PGP encryption using python in Azure databricks

Anupam Chand
5 min readAug 16, 2022

--

Many data analytics platforms ingests files in the order of terabytes. Some of these files contain sensitive data and the organization may insist on some type of encryption.
PGP(pretty good privacy) is a type of RSA (asymmetric) encryption where the data is encrypted with 1 key but decrypted with another key (aka public key pair).

Creation of key pair

The first step is to create a private and public key pair. This is a one time activity that has to be done by the receiver. A separate key pair must be generated for each sender/receiver combination.

We can then generate the generate 2048, 3072 or 4096 bit sized public and private keys with the below powershell code which can be executed locally on Visual Studio code. 2048 is considered secure right now. You may feel tempted to go for the largest key size but keep in mind, the larger the key size, the more secure the encryption but also the more compute and time required for encryption and decryption.

#https://evotec.xyz/encrypting-and-decrypting-pgp-using-powershell/
# https://github.com/EvotecIT/PSPGP

$basepath = "C:\Users\Anupam.Chand\OneDrive - Shell\Documents\Work\Architecture stuff\Azure\SQL\Powershell\PSPGP"
$global:pubpath = $basepath + "\PublicPGP1.asc"
$global:pripath = $basepath + "\PrivatePGP1.asc"
$global:strength = 4096 # Can be 2048, 3072 or 4096
$global:blank = ""
function new_key(){
New-PGPKey -Strength $global:strength -Certainty $global:blank -FilePathPublic $global:pubpath -FilePathPrivate $global:pripath
}

function convert_b64(){
$text = Get-Content $global:pripath -Encoding Byte
$base64 = [System.Convert]::ToBase64String($text)
Write-Host $base64
}

new_key
convert_b64

The above example does not use a userid or passphrase but these can be added if needed. Check the github library for examples.

The above code will output.

  1. Private key as a file
  2. Public key as a file
  3. Base64 encoded Private key to console

Load the base64encoded privatekey into the Azure key vault as a secret.
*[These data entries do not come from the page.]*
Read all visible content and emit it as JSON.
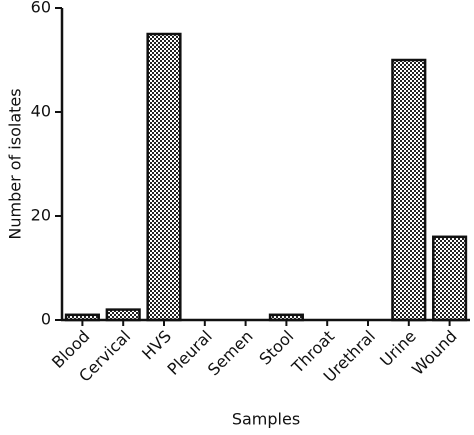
{
  "chart_data": {
    "type": "bar",
    "categories": [
      "Blood",
      "Cervical",
      "HVS",
      "Pleural",
      "Semen",
      "Stool",
      "Throat",
      "Urethral",
      "Urine",
      "Wound"
    ],
    "values": [
      1,
      2,
      55,
      0,
      0,
      1,
      0,
      0,
      50,
      16
    ],
    "ylim": [
      0,
      60
    ],
    "yticks": [
      0,
      20,
      40,
      60
    ],
    "y_label": "Number of isolates",
    "x_label": "Samples"
  }
}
Let’s call it ‘privatekb64’. The decryption databricks notebook should have access to this secret.

Encryption

Share the public key .asc file with the Source system. They will use this to encrypt the file before sending. Usually, the encrypted file should have a .pgp suffix. Example.csv will become Example.csv.pgp. This is so the decryptor will know what the extension of the unencrypted file is. This agreement should be made with the sender.
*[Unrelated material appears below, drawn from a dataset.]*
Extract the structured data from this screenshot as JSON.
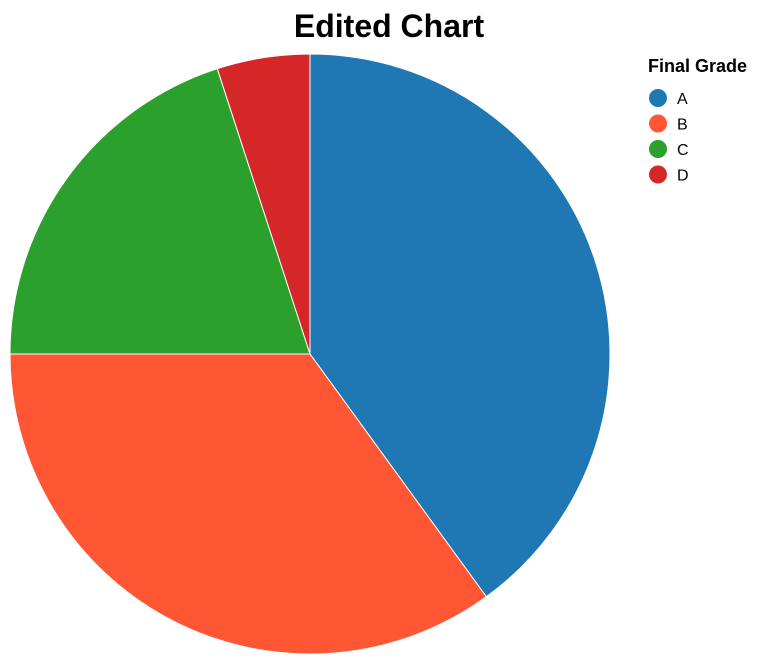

To simulate the encryption, we can use the online tool. https://pgptool.org/#

Decryption

We will use the below code to do our decryption in our databricks notebook using python. This will take in the encrypted file from above, decrypt it and write the resultant dataset into ‘testdecrypt.csv’.

#Decrypting a file using private key
import pgpy
from pgpy.constants import PubKeyAlgorithm, KeyFlags, HashAlgorithm, SymmetricKeyAlgorithm, CompressionAlgorithm
from timeit import default_timer as timer
import base64
import io

def get_private_key():
pk_base64 = dbutils.secrets.get(scope = "PGP", key = "privatekb64")
pk_string = base64.b64decode(pk_base64)
pk_string = pk_string.decode("ascii")
return str(pk_string)

private_key = get_private_key()
KEY_PRIV = private_key.lstrip()

priv_key = pgpy.PGPKey()
priv_key.parse(KEY_PRIV)
pass

#PGP Deryption start
t0 = timer()
message_from_file = pgpy.PGPMessage.from_file('/dbfs/mnt/anuadlstest/test.csv.pgp')
raw_message = priv_key.decrypt(message_from_file).message
with open('/dbfs/mnt/anuadlstest/testdecrypt.csv', "w") as csv_file:
csv_file.write(raw_message)
print("Decryption Complete :" + str(timer()-t0))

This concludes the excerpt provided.